What's a polyhedroid?
Let's try to prove that there can't be hidden faces in any uniform polyhedron P.
All vertices of P are on a sphere (by symmetry). All vertices adjacent to one given vertex are on another sphere (because the edges have the same length), and thus on the intersection of these two spheres which is a circle. So the verf (call it Q, a spheric polygon) has its vertices on a circle.
Points on a circle are convexly independent; none of them is inside the convex polygon formed by the other points. So any vertex of Q is visible from outside, not surrounded and hidden by edges of Q. It follows that any edge of Q has some part (near a vertex) visible from outside.
Returning to 3D, this means that any face of P has some part (near an edge and a vertex) visible from outside.
But why would they refer to hidden faces at all, if they never occur anyway (in 3D)?
I doubt it's based on the existence of higher-dimensional uniform polytopes with hidden parts, because higher dimensions are hard to visualize, and having hidden parts is a visual property.
I think it's based on degenerate polyhedra like
these five. Are those even valid abstract polyhedra? Or are they compounds? In any case, I would say they're degenerate because of the coincident edges, not because of the hidden faces.
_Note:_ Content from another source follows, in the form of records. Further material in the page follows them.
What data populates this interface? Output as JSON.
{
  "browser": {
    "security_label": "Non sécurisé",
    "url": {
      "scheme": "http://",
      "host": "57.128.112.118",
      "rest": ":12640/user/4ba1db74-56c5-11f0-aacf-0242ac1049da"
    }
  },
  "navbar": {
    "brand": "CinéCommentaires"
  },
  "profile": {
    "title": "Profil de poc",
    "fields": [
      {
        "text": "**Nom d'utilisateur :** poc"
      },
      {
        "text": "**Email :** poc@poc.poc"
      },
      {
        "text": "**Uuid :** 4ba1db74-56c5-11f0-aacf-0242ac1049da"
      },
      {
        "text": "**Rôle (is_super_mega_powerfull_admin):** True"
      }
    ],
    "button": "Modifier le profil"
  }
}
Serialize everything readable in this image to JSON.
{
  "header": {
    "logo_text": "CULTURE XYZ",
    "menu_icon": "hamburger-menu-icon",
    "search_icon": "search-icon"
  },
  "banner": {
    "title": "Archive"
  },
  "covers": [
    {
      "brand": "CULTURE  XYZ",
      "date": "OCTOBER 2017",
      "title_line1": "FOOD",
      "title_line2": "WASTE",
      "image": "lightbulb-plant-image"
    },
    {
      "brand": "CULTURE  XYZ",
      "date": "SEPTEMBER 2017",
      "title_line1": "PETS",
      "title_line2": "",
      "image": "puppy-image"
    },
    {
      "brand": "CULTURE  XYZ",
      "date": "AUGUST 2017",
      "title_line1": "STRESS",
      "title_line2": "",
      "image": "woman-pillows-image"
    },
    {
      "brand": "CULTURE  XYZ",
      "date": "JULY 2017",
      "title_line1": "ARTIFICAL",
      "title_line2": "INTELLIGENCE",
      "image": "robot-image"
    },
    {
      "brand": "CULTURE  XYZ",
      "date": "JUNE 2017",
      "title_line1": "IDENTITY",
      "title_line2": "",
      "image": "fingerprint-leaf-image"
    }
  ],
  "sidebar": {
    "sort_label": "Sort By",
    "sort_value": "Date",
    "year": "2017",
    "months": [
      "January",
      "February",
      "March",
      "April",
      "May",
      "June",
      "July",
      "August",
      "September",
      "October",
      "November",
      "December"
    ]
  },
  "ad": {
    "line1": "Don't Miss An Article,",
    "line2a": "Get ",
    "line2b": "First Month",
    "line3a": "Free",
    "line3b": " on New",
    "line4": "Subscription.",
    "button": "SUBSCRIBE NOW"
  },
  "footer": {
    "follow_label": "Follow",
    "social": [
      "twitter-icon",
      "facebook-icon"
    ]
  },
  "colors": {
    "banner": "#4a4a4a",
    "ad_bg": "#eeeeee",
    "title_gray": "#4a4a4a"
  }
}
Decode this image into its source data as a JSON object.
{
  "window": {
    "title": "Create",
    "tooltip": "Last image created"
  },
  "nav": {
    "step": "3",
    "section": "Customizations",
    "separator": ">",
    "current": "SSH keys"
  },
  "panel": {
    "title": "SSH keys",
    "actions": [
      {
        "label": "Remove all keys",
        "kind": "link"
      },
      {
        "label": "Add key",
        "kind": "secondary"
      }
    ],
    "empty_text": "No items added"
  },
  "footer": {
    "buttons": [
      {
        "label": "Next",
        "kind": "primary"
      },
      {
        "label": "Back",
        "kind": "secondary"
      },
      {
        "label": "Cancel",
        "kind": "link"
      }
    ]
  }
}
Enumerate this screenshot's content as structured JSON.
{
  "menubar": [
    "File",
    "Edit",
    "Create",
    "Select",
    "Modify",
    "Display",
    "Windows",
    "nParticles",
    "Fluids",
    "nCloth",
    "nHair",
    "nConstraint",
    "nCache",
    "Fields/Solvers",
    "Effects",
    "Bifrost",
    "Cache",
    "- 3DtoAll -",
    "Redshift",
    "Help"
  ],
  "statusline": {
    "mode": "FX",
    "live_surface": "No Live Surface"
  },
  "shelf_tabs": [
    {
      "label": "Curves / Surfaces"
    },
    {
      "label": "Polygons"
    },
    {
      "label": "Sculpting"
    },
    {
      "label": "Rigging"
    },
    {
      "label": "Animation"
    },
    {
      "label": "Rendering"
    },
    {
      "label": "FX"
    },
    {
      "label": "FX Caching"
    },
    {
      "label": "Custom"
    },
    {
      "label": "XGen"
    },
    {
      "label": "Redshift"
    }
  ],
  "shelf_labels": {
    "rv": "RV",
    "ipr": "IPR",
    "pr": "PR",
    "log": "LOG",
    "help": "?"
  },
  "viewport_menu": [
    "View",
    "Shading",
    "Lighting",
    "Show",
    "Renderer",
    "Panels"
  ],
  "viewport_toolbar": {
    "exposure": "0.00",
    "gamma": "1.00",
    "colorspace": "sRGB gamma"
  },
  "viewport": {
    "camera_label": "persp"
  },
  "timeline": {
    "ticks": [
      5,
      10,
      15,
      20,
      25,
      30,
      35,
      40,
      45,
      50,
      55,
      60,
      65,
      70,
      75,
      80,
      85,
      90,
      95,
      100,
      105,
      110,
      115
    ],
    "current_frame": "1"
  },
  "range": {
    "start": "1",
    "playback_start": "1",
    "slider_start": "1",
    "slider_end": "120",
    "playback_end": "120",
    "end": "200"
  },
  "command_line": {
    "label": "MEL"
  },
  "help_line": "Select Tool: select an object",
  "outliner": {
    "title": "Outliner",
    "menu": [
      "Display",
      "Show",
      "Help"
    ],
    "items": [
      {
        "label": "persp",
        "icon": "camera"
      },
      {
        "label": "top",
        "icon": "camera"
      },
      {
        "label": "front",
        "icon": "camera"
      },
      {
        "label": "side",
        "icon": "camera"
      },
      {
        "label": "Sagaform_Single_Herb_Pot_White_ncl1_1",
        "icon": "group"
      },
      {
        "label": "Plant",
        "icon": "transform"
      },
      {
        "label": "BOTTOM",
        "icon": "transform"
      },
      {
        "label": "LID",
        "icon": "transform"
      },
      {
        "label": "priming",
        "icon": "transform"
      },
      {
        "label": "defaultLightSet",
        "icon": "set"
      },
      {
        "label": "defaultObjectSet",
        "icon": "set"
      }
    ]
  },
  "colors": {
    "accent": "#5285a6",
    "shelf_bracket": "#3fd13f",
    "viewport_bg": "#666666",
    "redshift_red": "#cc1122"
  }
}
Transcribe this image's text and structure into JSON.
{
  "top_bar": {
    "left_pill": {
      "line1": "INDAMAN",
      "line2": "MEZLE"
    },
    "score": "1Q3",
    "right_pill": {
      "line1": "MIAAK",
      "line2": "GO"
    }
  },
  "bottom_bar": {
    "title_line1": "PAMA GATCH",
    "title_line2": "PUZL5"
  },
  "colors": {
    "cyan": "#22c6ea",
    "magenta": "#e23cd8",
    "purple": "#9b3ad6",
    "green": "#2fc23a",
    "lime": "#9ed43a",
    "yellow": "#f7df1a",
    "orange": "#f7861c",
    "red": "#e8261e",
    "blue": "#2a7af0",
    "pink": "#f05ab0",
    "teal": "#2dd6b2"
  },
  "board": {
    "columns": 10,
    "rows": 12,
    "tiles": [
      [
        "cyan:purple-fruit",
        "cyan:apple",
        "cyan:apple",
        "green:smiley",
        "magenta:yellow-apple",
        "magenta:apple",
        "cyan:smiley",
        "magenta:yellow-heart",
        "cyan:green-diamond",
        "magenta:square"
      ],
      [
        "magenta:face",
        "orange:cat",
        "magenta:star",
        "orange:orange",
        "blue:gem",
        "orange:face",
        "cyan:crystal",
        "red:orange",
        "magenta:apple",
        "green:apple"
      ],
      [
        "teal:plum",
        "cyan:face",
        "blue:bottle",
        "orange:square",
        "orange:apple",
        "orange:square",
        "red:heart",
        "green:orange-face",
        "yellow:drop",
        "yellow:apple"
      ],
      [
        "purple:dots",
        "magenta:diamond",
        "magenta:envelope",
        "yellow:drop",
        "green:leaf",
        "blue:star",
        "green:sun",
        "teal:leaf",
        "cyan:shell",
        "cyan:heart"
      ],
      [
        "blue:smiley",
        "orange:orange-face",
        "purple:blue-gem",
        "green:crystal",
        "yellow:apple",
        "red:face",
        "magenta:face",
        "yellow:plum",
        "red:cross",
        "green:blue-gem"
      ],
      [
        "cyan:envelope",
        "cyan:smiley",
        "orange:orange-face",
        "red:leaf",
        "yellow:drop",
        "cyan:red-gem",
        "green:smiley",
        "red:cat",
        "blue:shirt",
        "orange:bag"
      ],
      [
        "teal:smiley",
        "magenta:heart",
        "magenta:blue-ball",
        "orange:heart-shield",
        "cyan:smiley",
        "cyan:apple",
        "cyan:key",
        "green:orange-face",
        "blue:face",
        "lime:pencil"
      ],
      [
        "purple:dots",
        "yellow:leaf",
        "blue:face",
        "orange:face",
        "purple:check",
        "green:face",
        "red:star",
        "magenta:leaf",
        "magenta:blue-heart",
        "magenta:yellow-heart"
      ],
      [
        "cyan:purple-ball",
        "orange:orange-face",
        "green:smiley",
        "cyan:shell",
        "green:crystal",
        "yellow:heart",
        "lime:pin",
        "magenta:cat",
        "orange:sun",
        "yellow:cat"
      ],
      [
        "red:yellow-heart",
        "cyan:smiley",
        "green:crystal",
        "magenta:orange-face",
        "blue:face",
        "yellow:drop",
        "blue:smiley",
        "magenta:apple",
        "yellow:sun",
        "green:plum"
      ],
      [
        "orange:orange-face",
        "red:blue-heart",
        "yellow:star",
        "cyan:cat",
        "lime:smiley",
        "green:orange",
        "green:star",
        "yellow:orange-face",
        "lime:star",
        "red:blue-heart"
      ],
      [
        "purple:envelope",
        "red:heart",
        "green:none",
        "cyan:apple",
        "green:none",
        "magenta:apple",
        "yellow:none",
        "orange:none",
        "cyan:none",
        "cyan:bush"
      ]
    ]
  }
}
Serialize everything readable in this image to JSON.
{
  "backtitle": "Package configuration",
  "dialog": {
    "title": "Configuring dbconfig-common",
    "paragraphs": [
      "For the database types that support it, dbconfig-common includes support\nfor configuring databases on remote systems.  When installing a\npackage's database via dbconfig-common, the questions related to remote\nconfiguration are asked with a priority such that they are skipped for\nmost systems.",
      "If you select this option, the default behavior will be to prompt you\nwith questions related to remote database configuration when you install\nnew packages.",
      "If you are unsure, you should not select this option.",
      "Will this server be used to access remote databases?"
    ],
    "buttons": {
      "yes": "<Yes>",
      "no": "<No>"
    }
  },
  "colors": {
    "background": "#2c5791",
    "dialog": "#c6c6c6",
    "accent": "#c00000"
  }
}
In fact some of the 53 accepted polyhedra are degenerate according to my definition:
seside,
sirsid,
gidrid, and
gisdid have coplanar faces. Any others?
Degeneracy can happen in several ways: coincident vertices, collinear edges, coplanar faces, vertices on the wrong edges (impossible for uniforms because a line intersects a sphere in at most 2 points), vertices in the wrong faces (planes), or edges in the wrong faces (planes).